The Civil Rights Division of the DOJ, “created in 1957 by the enactment of the Civil Rights Act, works to uphold the civil and constitutional rights of all Americans, particularly some of the most vulnerable members of our society. The Division enforces federal statues prohibiting discrimination on the basis of race, color, sex, disability, religion, familial status and national origin.”

There perhaps is no more vulnerable population in the United States than preborn babies inside the womb, especially when it comes to those with diagnosed disabilities, both physical and mental. For many women and couples who receive this prenatal diagnosis, there can be immense pressure from certain medical professionals to abort.

“This bill serves several important purposes since it protects individuals with disabilities from prejudice and indifference, and it protects the medical profession from harm to its integrity and reputation,” Assistant Attorney General Dreiband said. “The law wards against the slippery slope of medical involvement in race or sex-based abortions. As written, the law vindicates an important governmental interest that people with Down syndrome have lives worth protecting. It also protects women by separating them from these potentially coercive abortion providers, and there is evidence in the case that some portion of medical providers only give a one-sided message or pressure women to abort because of the Down syndrome diagnosis. 

“We at the Department of Justice swear an oath to defend the Constitution of the United States and so it is our privilege, duty and honor to do that in this case and other cases. In this case, we have a law that protects disabled people from prejudice and negative and inaccurate stereotypes. It replaces these negative messages with a public statement that the lives of individuals with Down syndrome are as valuable as the lives of everyone else and that they’re worth protecting. For us, it was a real honor to file this friend-of-the-court brief on behalf of President Trump and Attorney General Barr and appear in person before the entire Sixth Circuit and defend Ohio’s anti-discrimination law.

“One of the fundamental principles of the United States and its Constitution is that we were all equal before the law. At the U.S. DOJ, we have a duty to respect the principle that we all have value and that human life is sacred.
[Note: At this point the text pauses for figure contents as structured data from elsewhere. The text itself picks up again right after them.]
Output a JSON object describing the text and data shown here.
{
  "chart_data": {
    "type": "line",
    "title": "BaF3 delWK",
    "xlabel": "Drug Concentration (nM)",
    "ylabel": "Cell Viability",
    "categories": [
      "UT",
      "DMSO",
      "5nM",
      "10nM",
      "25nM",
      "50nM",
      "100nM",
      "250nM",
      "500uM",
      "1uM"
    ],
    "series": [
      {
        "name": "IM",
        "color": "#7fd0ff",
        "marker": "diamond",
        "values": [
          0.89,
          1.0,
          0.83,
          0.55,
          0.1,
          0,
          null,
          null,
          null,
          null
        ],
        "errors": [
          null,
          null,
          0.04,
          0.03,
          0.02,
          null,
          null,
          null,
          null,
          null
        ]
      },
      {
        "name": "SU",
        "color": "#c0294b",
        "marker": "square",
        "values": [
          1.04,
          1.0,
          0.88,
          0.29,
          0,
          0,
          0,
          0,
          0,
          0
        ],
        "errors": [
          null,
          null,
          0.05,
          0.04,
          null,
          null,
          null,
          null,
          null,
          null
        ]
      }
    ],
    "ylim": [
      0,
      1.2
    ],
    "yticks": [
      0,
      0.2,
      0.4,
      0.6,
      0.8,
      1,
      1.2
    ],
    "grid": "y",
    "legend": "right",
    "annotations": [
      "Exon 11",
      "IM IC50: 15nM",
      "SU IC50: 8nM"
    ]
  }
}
To that end, the state of Ohio has enacted this anti-discrimination law and that law complies fully with the U.S. Constitution so we felt that it was important that we stand with the State of Ohio and support their effort to defend their law because it is also our responsibility to defend the Constitution and the people of the United States.” 

This law isn’t about restricting access to abortion, but instead making sure women are protected from a coercive abortionist or physician that pressures her to have an abortion based on the prenatal diagnosis.

“A medical diagnosis of Down syndrome is not a medical issue that threatens the life or health of a woman who is pregnant,” Assistant Attorney General Dreiband said. “An abortion provider doesn’t have any medical interest in advising a woman to have an abortion because of a prenatal diagnosis.”

At this point, the case remains before the Sixth Circuit, with a decision expected sometime in the future. There’s a lot of optimism that this case may spark a change and eventually stop the eugenic practice of abortion against preborn babies with Down syndrome.